As sweeping as Sessions's changes have been, though, it's important to keep in mind that they've been policy changes.
At one point, it seemed worryingly possible that a Trump administration Justice Department could be very different — that it could be essentially remade to serve the personal whims and persecute the political opponents of Donald Trump.
Past presidents have long used Justice Department appointments to steer policy in the general direction they prefer, by prioritizing resources for certain issues, using general prosecutorial guidelines, and so on.
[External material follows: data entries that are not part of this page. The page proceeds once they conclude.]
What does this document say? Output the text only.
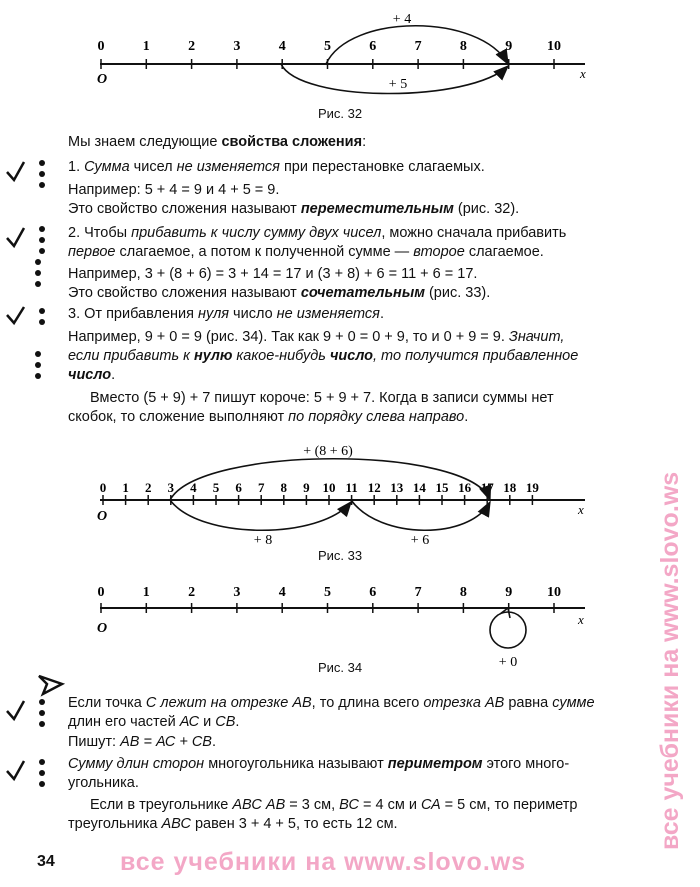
0	1	2	3	4	5	6	7	8	9 10
+ 4
+ 5
O	x
Рис. 32

Мы знаем следующие свойства сложения:

1. Сумма чисел не изменяется при перестановке слагаемых.

Например: 5 + 4 = 9 и 4 + 5 = 9.

Это свойство сложения называют переместительным (рис. 32).

2. Чтобы прибавить к числу сумму двух чисел, можно сначала прибавить

первое слагаемое, а потом к полученной сумме — второе слагаемое.

Например, 3 + (8 + 6) = 3 + 14 = 17 и (3 + 8) + 6 = 11 + 6 = 17.

Это свойство сложения называют сочетательным (рис. 33).

3. От прибавления нуля число не изменяется.

Например, 9 + 0 = 9 (рис. 34). Так как 9 + 0 = 0 + 9, то и 0 + 9 = 9. Значит,

если прибавить к нулю какое-нибудь число, то получится прибавленное

число.

Вместо (5 + 9) + 7 пишут короче: 5 + 9 + 7. Когда в записи суммы нет

скобок, то сложение выполняют по порядку слева направо.

0 1 2 3 4 5 6 7 8 9 10 11 12 13 14 15 16 17 18 19
+ (8 + 6)
+ 8	+ 6
O	x
Рис. 33
0	1	2	3	4	5	6	7	8	9 10
+ 0
O
x
Рис. 34

Если точка С лежит на отрезке АВ, то длина всего отрезка АВ равна сумме

длин его частей АС и СВ.

Пишут: АВ = АС + СВ.

Сумму длин сторон многоугольника называют периметром этого много-

угольника.

Если в треугольнике АВС АВ = 3 см, ВС = 4 см и СА = 5 см, то периметр

треугольника АВС равен 3 + 4 + 5, то есть 12 см.

34
все учебники на www.slovo.ws
все учебники на www.slovo.ws
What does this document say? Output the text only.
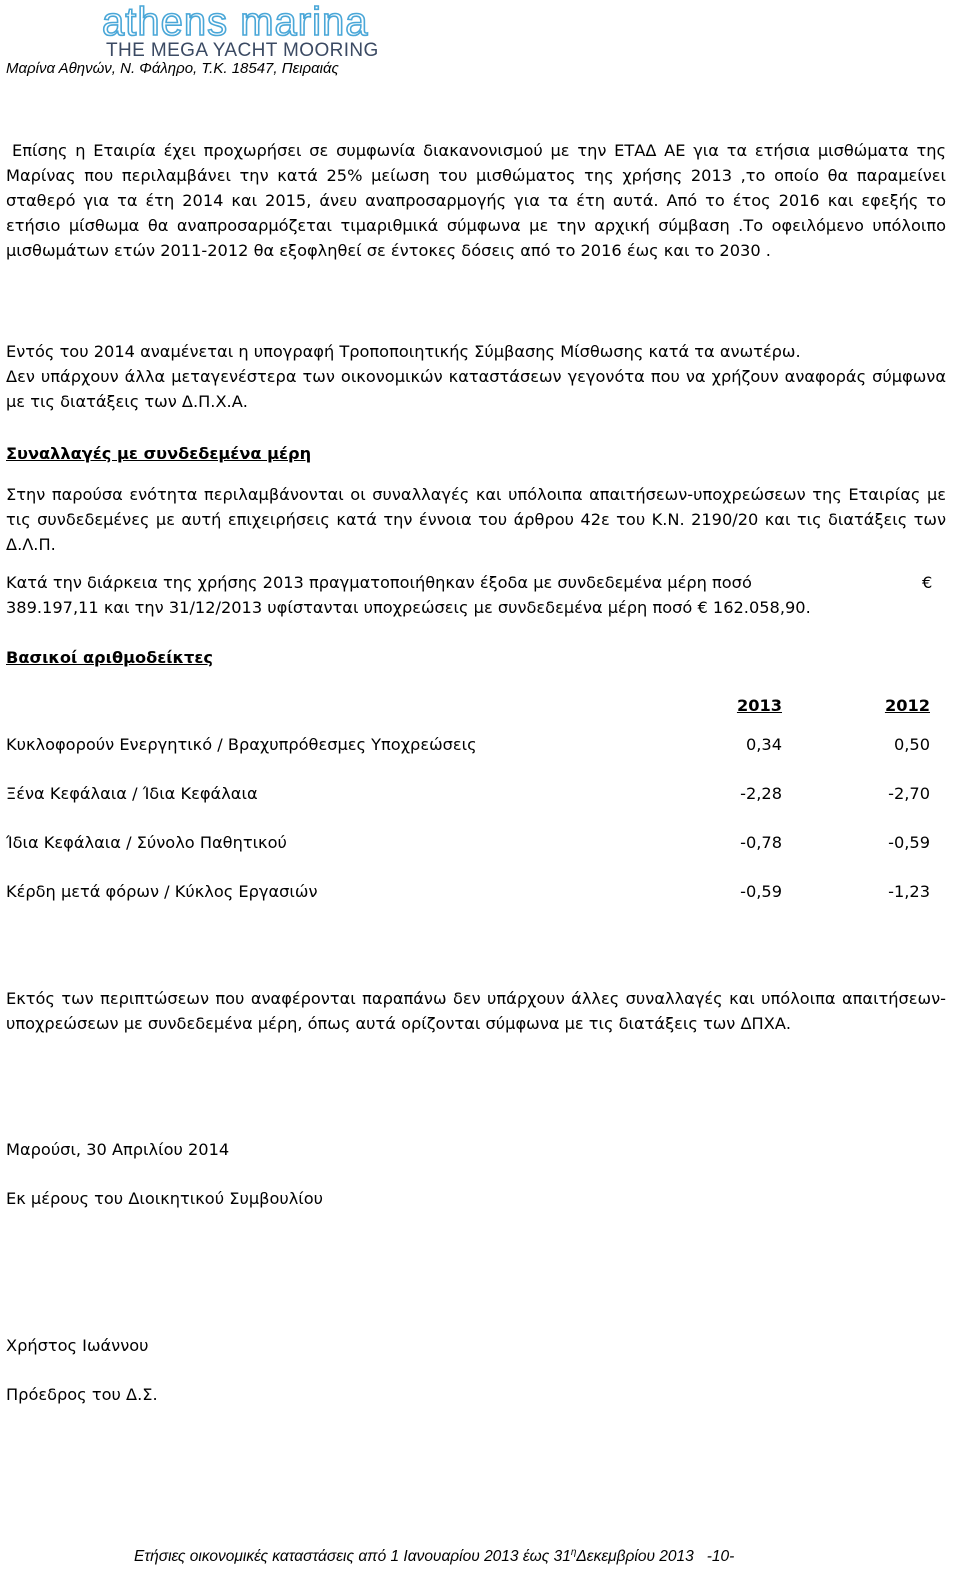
athens marina
THE MEGA YACHT MOORING
Μαρίνα Αθηνών, Ν. Φάληρο, Τ.Κ. 18547, Πειραιάς

Επίσης η Εταιρία έχει προχωρήσει σε συμφωνία διακανονισμού με την ΕΤΑΔ ΑΕ για τα ετήσια μισθώματα της Μαρίνας που περιλαμβάνει την κατά 25% μείωση του μισθώματος της χρήσης 2013 ,το οποίο θα παραμείνει σταθερό για τα έτη 2014 και 2015, άνευ αναπροσαρμογής για τα έτη αυτά. Από το έτος 2016 και εφεξής το ετήσιο μίσθωμα θα αναπροσαρμόζεται τιμαριθμικά σύμφωνα με την αρχική σύμβαση .Το οφειλόμενο υπόλοιπο μισθωμάτων ετών 2011-2012 θα εξοφληθεί σε έντοκες δόσεις από το 2016 έως και το 2030 .

Εντός του 2014 αναμένεται η υπογραφή Τροποποιητικής Σύμβασης Μίσθωσης κατά τα ανωτέρω.

Δεν υπάρχουν άλλα μεταγενέστερα των οικονομικών καταστάσεων γεγονότα που να χρήζουν αναφοράς σύμφωνα με τις διατάξεις των Δ.Π.Χ.Α.

Συναλλαγές με συνδεδεμένα μέρη

Στην παρούσα ενότητα περιλαμβάνονται οι συναλλαγές και υπόλοιπα απαιτήσεων-υποχρεώσεων της Εταιρίας με τις συνδεδεμένες με αυτή επιχειρήσεις κατά την έννοια του άρθρου 42ε του Κ.Ν. 2190/20 και τις διατάξεις των Δ.Λ.Π.

Κατά την διάρκεια της χρήσης 2013 πραγματοποιήθηκαν έξοδα με συνδεδεμένα μέρη ποσό	€
389.197,11 και την 31/12/2013 υφίστανται υποχρεώσεις με συνδεδεμένα μέρη ποσό € 162.058,90.
Βασικοί αριθμοδείκτες
	2013	2012
Κυκλοφορούν Ενεργητικό / Βραχυπρόθεσμες Υποχρεώσεις	0,34	0,50
Ξένα Κεφάλαια / Ίδια Κεφάλαια	-2,28	-2,70
Ίδια Κεφάλαια / Σύνολο Παθητικού	-0,78	-0,59
Κέρδη μετά φόρων / Κύκλος Εργασιών	-0,59	-1,23

Εκτός των περιπτώσεων που αναφέρονται παραπάνω δεν υπάρχουν άλλες συναλλαγές και υπόλοιπα απαιτήσεων-υποχρεώσεων με συνδεδεμένα μέρη, όπως αυτά ορίζονται σύμφωνα με τις διατάξεις των ΔΠΧΑ.

Μαρούσι, 30 Απριλίου 2014
Εκ μέρους του Διοικητικού Συμβουλίου
Χρήστος Ιωάννου
Πρόεδρος του Δ.Σ.
Ετήσιες οικονομικές καταστάσεις από 1 Ιανουαρίου 2013 έως $31^\eta\Delta\varepsilon\kappa\varepsilon\mu\beta\rho ίo\upsilon$ 2013 -10-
But the idea of a president specifically telling the Justice Department which particular people and matters they should investigate — especially if political rivals are involved — seemed beyond the pale of American politics.
Yet on the campaign trail, Trump used a great deal of illiberal rhetoric that raised alarm bells about potential authoritarianism. He repeatedly, for instance, called for his main rival Hillary Clinton to be locked up and promised that he'd ask the Justice Department to appoint a special prosecutor to look into her activities. And though Trump changed his tune on this after the election, his appointment of a close campaign ally as attorney general raised questions about how independent the Justice Department would be.
But Sessions put minds at ease by choosing Rod Rosenstein, a longtime US attorney with a good reputation in Washington's legal community, as his deputy. And his Justice Department so far seems to have ignored Trump's tweeted rants about whom and what they should be investigating.
Most crucially of all, once in office, Sessions did in fact choose to recuse himself from oversight of the Russia investigation and all investigations related to the campaign back in March (though only after news stories about undisclosed contacts he had with the Russian ambassador gave him a bit of a push).